Все обернулись к нему.
— Сейчас здесь будет очень грязно, — пояснил он. — До невозможности грязно.
— Это провокация, — с достоинством сказал Выбегалло.
Роман, схватив меня за рукав, потащил к двери. Я потащил за собой Стеллу. Вслед за нами устремились остальные зрители. Роману в институте верили, Выбегалле — нет. В лаборатории из посторонних остались одни корреспонденты, а мы столпились в коридоре.
— В чем дело? — спрашивали Романа. — Что будет? Почему грязно?
— Сейчас он рванет, — отвечал Роман, не сводя глаз с двери.
— Кто рванет? Выбегалло?
— Корреспондентов жалко, — сказал Эдик. — Слушай, Саша, душ у нас сегодня работает?
Дверь лаборатории отворилась, и оттуда вышли два лаборанта, волоча чан с пустыми ведрами. Третий лаборант, опасливо оглядываясь, суетился вокруг и бормотал: «Давайте, ребята, давайте я помогу, тяжело ведь…»

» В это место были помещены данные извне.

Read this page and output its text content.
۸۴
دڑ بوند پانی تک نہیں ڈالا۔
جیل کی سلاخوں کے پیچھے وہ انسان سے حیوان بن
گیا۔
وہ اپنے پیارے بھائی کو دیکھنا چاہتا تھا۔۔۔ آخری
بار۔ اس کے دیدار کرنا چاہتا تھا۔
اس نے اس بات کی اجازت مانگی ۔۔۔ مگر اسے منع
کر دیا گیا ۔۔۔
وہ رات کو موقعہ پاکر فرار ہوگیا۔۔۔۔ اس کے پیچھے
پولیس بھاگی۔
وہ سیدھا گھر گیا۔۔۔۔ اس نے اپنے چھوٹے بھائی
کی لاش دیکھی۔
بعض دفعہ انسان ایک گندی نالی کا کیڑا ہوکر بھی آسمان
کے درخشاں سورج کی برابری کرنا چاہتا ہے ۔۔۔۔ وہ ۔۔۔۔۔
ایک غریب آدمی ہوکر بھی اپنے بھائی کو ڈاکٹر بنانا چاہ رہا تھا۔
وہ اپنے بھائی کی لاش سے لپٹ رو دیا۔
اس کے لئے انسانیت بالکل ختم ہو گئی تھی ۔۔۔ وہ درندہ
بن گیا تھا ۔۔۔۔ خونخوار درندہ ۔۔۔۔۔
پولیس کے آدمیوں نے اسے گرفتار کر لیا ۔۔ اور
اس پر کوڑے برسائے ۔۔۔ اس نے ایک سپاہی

— Двери закройте, — посоветовал Роман.
Суетящийся лаборант поспешно захлопнул дверь и подошел к нам, вытаскивая сигареты. Глаза у него были круглые и бегали.
— Ну, сейчас будет… — сказал он. — Проницательный дурак, я ему подмигивал… Как он жрет!.. С ума сойти, как он жрет…

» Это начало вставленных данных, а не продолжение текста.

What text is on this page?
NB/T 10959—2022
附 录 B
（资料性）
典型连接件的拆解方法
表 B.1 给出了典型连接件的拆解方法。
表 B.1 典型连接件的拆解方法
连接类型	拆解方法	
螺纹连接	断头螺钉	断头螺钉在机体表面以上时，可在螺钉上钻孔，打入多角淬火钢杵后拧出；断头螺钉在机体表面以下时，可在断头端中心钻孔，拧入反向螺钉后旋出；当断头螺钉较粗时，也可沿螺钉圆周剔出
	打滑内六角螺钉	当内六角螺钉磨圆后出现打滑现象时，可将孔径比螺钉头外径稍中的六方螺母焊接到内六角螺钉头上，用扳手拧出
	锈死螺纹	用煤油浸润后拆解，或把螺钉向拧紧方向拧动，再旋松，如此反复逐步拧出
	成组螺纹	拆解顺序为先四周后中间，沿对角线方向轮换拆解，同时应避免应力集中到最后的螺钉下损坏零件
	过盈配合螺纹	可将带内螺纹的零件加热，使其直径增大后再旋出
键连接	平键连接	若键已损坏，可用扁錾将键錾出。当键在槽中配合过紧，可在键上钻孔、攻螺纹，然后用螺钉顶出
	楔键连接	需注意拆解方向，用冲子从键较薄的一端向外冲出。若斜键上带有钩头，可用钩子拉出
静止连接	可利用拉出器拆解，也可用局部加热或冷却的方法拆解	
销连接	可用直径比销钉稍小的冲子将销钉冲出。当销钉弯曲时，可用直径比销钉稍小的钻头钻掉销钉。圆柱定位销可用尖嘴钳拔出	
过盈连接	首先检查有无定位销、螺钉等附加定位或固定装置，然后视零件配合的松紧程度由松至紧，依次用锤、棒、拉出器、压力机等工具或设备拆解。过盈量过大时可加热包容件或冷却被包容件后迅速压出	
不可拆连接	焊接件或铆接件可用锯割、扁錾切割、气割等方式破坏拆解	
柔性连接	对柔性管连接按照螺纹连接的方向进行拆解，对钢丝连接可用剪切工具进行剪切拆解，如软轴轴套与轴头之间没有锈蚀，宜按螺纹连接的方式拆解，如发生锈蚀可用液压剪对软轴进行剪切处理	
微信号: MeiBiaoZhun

— Сейчас двадцать пять минут третьего… — начал Роман.
И тут раздался грохот. Зазвенели разбитые стекла. Дверь лаборатории крякнула и сорвалась с петли. В образовавшуюся щель вынесло фотоаппарат и чей-то галстук. Мы шарахнулись. Стелла опять взвизгнула.
— Спокойно, — сказал Роман. — Уже все. Одним потребителем на земле стало меньше.
Лаборант, белый, как халат, непрерывно затягиваясь, курил сигарету. Из лаборатории доносилось хлюпанье, кашель, неразборчивые проклятия. Потянуло дурным запахом. Я нерешительно промямлил:
— Надо посмотреть, что ли…
Никто не отозвался. Все сочувственно смотрели на меня. Стелла тихо плакала и держала меня за куртку. Кто-то кому-то объяснял шепотом: «Он дежурный сегодня, понял?.. Надо же кому-то идти выгребать…»
Я сделал несколько неуверенных шагов к дверям, но тут из лаборатории, цепляясь друг за друга, выбрались корреспонденты и Выбегалло.
Господи, в каком они были виде!..
Опомнившись, я вытащил из кармана платиновый свисток и свистнул. Расталкивая сотрудников, ко мне заспешила авральная команда домовых-ассенизаторов.
Глава пятая
Верьте мне, это было самое ужасное зрелище на свете.